How to Build a Good Credit History

It pays to build a sound credit history as soon as you graduate from college. As early as possible, you should consider getting a credit card under your name and taking out small loans because that is how you can create entries for your credit records.

Here are a few tips on how to build a good credit:

- Make it a point to promptly pay all your bills. Be aware that late payments are noted in your credit record and can reduce your score.

- It is not a good idea to max out on your credit cards even if you manage to fully pay your balances each month.

- Do not exceed your credit limits.

- Generally, a longer, older credit history makes a better credit score (provided there are no adverse reports). So, it will help if you use your oldest credit cards every now and then to keep your accounts active but make sure to pay off your bills when they come.

- Review your credit report regularly from the credit report bureaus (TransUnion, Experian and Equifax) and if there are errors, dispute them immediately.

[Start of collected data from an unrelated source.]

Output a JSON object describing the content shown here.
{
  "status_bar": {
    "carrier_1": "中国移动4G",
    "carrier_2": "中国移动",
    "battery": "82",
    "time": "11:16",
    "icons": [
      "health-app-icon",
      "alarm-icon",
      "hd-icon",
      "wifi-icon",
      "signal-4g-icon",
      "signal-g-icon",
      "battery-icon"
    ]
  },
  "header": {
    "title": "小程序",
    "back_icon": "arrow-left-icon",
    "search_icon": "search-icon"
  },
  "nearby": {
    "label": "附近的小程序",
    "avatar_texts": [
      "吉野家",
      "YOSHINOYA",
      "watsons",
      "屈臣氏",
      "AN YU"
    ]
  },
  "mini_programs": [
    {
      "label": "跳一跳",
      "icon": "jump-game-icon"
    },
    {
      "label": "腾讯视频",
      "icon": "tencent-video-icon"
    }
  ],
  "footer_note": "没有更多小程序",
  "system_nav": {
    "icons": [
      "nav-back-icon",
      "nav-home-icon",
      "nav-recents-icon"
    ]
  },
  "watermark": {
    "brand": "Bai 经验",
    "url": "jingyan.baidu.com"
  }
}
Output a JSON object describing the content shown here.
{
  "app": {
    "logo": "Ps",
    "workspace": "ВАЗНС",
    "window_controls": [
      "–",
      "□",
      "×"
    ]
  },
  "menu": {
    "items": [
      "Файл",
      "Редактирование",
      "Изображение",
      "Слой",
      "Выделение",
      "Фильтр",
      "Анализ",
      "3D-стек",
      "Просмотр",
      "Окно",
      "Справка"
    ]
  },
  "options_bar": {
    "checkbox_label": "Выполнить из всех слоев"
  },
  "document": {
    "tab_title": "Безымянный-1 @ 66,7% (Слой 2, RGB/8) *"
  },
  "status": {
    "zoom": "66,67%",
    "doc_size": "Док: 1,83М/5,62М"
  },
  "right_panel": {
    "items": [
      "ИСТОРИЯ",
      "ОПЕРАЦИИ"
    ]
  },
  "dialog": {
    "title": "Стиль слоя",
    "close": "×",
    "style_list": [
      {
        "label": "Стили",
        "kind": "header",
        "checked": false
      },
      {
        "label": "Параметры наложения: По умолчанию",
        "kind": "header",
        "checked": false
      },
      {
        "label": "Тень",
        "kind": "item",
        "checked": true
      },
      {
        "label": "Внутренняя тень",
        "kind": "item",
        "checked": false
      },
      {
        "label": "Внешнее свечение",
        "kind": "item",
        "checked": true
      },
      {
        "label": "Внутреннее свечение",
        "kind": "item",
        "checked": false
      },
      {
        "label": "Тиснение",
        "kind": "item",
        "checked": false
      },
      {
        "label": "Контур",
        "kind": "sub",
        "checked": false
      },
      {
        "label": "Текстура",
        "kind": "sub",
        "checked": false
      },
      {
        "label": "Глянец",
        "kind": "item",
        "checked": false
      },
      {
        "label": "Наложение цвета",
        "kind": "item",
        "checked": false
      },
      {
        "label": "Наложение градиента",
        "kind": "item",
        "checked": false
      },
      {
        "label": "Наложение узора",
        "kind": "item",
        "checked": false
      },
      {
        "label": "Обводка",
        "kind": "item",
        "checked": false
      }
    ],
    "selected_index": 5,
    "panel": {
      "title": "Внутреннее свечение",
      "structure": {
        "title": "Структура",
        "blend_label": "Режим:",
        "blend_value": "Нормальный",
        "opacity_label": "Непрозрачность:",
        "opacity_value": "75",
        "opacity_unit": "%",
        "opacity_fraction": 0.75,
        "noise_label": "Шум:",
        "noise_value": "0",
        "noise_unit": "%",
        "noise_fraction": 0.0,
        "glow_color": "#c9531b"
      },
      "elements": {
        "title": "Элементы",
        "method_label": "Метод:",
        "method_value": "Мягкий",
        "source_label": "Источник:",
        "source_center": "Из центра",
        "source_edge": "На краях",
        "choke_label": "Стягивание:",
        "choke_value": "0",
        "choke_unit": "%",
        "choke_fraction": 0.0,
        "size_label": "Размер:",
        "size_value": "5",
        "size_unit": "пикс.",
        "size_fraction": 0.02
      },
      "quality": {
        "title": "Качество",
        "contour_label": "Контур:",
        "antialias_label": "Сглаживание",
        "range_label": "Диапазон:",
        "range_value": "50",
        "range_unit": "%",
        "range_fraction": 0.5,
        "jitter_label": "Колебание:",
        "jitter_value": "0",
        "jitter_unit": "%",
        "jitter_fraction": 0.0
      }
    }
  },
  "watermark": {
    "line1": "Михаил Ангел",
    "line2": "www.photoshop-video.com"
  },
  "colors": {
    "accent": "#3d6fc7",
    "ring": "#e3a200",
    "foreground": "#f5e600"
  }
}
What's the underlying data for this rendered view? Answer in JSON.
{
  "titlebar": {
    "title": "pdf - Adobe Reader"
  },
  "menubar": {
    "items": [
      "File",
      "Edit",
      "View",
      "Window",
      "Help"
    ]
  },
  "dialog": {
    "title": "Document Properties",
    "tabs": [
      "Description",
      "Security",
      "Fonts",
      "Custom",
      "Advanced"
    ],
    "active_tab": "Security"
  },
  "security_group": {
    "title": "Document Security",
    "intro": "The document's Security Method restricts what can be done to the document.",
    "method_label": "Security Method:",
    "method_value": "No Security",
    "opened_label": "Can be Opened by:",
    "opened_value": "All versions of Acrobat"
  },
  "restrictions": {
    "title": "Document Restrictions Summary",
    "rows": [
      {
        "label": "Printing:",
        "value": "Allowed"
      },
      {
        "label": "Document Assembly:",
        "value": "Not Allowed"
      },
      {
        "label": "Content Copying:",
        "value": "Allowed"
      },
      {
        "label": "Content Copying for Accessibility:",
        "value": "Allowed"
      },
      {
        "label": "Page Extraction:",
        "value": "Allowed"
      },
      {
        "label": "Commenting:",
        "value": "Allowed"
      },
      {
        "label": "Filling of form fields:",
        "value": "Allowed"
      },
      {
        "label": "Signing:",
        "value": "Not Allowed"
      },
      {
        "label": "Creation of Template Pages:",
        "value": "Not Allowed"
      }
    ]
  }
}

Using Secured Credit Cards to Establish a Credit Rating

The foregoing should have given you a fairly good idea on how to go about in building a favorable credit history. Now learn how to use secured credit cards to establish a good credit rating. First, you should know how secured credit cards differ from regular credit cards. The basic difference between the two is that while regular credit cards are pure credit privileges granted by the credit card company, secured credit cards are backed by your funds deposited with the issuing bank. Why are deposits required? Your deposit serves as security which the bank may use to settle your account if you fail to pay your credit card debts. The amount of deposit required is at least a hundred percent of the credit limit like a deposit of $1,000 can get you a credit card with a limit of $1,000 at most.

Another thing is that while there are regular credit cards that do not charge annual fees, banks usually collect application fees, processing fees and annual renewal fees on secured credit cards. Despite the deposit requirement and the fees involved, there are a number of people who apply for secured credit cards. They are usually those who are getting credit cards under their names for the first time and are working on building their credit history. Or, they could be individuals with low credit scores and are now in the process of repairing their credit. People deemed ineligible for regular credit card facilities have no other choice but to use secured credit cards to establish credit rating. With no risk to the bank, these secured credit cards allow individuals to build or rebuild their credit and prove that they can manage their debts properly.